Setting up any food business is difficult. There are lots of things you need to do before you start and lots of rules you need to follow in order to comply with food safety regulations. I would first of all suggest contacting your local authority for advice. They can tell you what you need to do to register your business, and refer you to trading standards who will ensure you have all the information you need for labelling your products. They will also refer you to Environmental Health, who can help make sure you start your business off on the right path. They are there to support, advise and help you, and they do so for free. Use them.

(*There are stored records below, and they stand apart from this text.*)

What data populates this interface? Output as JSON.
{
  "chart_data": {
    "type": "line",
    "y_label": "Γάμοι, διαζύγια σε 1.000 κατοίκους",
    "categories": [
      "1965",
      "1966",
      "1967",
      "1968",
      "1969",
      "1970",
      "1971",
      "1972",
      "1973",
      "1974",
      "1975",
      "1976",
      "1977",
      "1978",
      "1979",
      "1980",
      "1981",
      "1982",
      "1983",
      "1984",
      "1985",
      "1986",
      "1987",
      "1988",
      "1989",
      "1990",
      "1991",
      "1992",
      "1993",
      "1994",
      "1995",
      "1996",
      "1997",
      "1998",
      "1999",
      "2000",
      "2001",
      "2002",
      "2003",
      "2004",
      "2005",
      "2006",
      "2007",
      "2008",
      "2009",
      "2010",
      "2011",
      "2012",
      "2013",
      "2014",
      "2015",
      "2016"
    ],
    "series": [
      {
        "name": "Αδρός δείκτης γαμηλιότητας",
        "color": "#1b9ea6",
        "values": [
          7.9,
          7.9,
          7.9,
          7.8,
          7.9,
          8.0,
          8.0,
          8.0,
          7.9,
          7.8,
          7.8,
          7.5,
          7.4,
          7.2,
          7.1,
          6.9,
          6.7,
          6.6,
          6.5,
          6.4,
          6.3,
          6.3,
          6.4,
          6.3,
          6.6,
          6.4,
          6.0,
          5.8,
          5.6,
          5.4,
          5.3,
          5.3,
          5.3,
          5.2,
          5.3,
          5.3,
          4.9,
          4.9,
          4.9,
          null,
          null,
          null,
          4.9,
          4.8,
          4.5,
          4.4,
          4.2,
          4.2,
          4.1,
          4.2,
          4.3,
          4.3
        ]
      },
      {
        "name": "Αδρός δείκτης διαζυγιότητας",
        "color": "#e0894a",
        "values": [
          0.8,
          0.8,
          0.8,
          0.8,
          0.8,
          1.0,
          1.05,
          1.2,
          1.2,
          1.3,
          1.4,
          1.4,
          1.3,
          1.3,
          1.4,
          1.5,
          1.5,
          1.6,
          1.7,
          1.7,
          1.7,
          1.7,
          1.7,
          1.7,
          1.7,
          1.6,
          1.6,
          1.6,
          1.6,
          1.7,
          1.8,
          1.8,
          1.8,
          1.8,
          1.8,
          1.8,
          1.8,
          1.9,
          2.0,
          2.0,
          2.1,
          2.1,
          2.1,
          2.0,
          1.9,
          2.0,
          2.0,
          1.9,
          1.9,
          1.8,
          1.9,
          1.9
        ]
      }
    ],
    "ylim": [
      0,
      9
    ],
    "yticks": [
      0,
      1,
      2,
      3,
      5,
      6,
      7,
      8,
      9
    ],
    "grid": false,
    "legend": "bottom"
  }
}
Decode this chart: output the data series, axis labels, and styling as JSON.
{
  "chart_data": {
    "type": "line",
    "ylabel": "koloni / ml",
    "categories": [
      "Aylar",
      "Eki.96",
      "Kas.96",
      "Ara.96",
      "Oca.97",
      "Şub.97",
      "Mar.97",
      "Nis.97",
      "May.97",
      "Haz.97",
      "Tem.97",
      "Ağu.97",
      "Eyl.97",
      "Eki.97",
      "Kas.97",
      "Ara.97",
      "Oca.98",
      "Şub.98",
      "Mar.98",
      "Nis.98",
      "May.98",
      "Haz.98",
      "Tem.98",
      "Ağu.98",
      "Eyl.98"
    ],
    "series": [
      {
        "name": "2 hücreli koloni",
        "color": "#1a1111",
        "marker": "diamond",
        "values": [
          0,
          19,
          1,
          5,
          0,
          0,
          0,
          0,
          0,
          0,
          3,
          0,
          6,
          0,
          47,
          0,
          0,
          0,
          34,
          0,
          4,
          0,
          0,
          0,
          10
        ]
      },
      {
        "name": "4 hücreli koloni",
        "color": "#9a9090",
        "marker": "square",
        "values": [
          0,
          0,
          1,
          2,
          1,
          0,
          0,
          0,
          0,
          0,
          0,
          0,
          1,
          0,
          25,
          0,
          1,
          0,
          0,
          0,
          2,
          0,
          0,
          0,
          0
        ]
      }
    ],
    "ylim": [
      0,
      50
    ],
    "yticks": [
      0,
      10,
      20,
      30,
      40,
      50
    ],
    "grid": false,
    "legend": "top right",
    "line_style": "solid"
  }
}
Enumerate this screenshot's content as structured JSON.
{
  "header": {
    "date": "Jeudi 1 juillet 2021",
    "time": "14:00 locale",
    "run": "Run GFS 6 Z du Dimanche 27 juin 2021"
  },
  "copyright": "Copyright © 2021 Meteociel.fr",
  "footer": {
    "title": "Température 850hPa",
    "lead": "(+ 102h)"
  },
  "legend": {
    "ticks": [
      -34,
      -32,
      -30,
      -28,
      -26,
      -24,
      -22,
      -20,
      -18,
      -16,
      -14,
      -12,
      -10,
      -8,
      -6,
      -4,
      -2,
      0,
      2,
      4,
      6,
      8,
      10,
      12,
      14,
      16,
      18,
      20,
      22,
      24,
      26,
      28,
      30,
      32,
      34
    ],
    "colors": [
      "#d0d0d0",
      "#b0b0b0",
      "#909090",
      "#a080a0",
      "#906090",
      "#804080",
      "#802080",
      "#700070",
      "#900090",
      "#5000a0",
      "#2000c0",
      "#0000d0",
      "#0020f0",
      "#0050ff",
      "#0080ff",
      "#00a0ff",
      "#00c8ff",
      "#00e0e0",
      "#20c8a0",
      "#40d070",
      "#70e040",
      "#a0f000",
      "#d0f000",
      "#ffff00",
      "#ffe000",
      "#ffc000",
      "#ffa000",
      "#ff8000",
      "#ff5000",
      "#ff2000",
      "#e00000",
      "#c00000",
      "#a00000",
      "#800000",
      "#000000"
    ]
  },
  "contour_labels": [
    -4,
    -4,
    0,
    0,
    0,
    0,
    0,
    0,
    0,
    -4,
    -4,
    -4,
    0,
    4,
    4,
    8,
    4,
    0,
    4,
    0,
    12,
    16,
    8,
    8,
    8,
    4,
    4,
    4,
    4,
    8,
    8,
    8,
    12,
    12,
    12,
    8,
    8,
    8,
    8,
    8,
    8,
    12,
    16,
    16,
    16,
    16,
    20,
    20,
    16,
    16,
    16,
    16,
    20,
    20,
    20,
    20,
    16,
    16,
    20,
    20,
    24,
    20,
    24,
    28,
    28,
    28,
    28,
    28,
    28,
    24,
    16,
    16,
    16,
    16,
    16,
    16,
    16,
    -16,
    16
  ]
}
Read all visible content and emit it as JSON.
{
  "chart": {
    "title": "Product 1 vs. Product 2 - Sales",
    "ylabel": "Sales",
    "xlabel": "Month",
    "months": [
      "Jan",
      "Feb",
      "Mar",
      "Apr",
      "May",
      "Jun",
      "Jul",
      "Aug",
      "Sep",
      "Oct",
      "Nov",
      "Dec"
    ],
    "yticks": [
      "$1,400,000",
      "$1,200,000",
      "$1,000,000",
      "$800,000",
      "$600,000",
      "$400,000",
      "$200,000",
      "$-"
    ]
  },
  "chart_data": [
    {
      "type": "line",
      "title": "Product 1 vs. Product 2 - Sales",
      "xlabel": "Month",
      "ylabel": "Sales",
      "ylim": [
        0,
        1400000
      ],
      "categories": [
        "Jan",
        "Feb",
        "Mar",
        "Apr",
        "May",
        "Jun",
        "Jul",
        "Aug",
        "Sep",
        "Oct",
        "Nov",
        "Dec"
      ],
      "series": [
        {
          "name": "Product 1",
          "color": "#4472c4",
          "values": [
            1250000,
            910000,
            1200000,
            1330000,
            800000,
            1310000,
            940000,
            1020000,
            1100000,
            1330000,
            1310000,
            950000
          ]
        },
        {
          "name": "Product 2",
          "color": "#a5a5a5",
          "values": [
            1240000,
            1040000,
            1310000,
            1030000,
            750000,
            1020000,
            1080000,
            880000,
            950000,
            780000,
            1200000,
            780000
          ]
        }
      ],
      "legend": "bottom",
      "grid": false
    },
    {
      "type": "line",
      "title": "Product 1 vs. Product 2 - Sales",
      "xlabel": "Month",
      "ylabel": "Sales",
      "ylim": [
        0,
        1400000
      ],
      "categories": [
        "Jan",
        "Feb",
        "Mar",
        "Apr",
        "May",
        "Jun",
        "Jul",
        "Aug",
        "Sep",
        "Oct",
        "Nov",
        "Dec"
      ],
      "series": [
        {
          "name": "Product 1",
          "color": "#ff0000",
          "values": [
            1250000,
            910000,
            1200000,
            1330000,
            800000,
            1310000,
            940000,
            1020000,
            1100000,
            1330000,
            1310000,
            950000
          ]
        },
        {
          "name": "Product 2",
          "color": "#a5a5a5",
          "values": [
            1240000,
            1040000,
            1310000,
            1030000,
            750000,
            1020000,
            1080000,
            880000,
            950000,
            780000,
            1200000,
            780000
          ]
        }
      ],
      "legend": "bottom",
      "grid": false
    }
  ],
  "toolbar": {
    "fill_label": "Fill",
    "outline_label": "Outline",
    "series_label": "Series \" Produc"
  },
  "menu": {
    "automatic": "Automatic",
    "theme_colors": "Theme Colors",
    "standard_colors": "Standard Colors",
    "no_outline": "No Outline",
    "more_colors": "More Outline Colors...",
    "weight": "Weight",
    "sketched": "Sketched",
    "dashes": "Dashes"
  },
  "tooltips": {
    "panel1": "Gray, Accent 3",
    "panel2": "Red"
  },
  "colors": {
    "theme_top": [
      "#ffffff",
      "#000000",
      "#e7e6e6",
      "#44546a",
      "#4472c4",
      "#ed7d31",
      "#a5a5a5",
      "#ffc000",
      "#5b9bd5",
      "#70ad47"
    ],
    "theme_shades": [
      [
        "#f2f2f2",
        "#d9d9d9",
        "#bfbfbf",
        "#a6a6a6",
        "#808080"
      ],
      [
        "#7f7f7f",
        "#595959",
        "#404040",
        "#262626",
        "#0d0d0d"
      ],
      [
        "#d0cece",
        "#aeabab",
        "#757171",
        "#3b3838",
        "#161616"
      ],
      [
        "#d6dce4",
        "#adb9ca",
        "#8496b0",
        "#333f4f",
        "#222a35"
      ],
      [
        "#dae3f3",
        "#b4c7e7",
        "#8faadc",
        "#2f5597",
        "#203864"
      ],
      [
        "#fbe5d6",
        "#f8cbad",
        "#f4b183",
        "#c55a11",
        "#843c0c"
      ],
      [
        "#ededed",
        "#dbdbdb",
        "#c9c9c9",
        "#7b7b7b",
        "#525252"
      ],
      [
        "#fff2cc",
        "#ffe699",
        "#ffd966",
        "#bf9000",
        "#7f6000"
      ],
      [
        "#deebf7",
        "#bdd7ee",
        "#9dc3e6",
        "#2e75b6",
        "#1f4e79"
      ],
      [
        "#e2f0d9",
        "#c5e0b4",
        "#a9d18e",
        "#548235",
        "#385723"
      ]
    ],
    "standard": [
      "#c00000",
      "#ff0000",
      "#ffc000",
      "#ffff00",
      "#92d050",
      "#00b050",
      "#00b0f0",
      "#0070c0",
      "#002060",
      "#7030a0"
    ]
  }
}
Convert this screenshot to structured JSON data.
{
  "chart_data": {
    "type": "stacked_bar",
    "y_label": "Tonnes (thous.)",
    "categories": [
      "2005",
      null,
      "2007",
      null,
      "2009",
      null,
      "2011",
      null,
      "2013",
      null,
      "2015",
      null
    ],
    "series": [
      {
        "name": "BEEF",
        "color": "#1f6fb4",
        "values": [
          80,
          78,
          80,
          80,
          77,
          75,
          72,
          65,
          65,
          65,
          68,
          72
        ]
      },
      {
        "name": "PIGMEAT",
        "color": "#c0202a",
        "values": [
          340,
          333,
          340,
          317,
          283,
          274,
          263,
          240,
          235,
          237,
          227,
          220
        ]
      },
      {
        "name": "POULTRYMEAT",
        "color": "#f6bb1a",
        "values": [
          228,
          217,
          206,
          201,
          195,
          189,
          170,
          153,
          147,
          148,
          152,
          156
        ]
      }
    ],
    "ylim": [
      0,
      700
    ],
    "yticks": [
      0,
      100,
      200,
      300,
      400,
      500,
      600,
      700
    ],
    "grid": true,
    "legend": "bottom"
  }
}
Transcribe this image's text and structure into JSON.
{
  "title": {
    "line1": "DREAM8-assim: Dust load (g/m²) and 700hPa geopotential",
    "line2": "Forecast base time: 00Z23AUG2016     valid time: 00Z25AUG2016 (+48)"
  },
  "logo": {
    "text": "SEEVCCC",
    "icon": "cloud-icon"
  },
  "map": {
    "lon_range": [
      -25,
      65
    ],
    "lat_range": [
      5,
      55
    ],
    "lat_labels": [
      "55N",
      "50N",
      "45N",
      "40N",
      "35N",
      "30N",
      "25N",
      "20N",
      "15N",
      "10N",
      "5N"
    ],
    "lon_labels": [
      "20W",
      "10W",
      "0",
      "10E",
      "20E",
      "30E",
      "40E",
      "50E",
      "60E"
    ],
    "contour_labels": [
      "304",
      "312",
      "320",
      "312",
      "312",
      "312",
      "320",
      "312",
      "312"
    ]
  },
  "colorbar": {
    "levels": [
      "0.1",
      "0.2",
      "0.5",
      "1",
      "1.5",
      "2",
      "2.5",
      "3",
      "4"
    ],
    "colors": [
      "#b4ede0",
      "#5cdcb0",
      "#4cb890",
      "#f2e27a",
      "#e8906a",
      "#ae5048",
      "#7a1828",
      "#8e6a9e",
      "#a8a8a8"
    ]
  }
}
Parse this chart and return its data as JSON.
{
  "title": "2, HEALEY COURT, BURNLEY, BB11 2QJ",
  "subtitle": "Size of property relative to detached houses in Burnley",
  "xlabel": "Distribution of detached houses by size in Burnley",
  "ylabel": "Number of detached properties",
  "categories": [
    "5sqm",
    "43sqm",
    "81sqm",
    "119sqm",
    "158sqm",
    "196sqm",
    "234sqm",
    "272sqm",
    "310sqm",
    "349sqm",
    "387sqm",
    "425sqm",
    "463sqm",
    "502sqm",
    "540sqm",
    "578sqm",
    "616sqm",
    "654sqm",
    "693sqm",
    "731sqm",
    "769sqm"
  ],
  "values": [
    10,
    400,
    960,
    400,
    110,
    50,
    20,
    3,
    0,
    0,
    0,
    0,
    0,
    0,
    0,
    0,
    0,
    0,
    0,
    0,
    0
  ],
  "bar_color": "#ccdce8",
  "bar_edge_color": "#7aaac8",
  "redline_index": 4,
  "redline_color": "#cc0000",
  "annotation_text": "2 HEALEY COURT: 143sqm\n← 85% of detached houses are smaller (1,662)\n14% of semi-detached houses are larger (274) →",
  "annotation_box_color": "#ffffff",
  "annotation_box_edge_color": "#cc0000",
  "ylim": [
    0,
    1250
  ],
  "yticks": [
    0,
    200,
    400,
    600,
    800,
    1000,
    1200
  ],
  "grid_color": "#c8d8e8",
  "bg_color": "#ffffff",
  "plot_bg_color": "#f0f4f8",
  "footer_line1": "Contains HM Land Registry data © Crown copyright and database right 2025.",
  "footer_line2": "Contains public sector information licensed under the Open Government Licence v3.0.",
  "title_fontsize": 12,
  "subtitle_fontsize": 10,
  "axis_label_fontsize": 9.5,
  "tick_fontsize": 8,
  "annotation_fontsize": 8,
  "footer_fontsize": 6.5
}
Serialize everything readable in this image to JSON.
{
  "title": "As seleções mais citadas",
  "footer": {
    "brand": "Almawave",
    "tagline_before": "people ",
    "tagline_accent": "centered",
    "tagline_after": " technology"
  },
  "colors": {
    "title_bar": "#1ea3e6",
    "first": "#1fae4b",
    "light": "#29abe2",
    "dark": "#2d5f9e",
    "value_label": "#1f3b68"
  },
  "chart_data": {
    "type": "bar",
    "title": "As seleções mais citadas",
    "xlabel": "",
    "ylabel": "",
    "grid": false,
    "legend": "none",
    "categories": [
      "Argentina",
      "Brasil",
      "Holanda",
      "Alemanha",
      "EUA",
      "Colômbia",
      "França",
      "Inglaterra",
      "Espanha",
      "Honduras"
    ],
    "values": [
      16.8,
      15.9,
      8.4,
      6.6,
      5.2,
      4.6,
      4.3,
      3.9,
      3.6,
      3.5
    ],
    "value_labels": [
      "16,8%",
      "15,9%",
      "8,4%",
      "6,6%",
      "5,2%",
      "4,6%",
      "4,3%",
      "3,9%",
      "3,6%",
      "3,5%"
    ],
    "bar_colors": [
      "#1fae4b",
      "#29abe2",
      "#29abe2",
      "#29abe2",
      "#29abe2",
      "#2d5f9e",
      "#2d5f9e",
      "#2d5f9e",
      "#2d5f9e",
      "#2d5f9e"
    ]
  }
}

Apart from all that stuff, my main tip is to find something that you love. If you’re making and selling things you are passionate about, be that bread, cakes, sweets or coffee, you will engage your customers with your enthusiasm. It’s really important that your products and business are a reflection of you. If people wanted faceless, mass-produced food, they’d go to Tesco. People want real, honest food with a story. Embrace that and love what you make.
How do you see your business developing? Have you got any plans or dreams?
I’ve got several new projects in the pipeline which should help me to reach more customers and engage new people with my brand. I have new ranges of products coming out all the time, which keeps things fresh and exciting. I’ve been working hard on my new Easter range which has been really fun – it’s the first time I’ve made traditional Easter eggs and I’m filling them with adorable little chocolate buttons. I’m hoping to attend more events this year, so I think that will help get the Pixie Hall name known by more people. I’m planning a workshop too so I can teach people how to make delicious sweets at home, and if it goes well, who knows? You have to be open to new things. People often tell you what they want and it’s up to you how you respond. I seem to be of the “say yes and worry about the logistics later” school of thought. I’m not sure whether that’s always a good thing or not!
My big dream is that one day I’ll have a chocolate shop or deli of my own. I’d love to have a dedicated space to sell my creations. That’s all pretty far off, but it’s always worth looking at the bigger picture. My main hope is that I’ll never fall out of love with what I do. Long hours, late nights and early mornings hurt a little less when you’re doing something you love.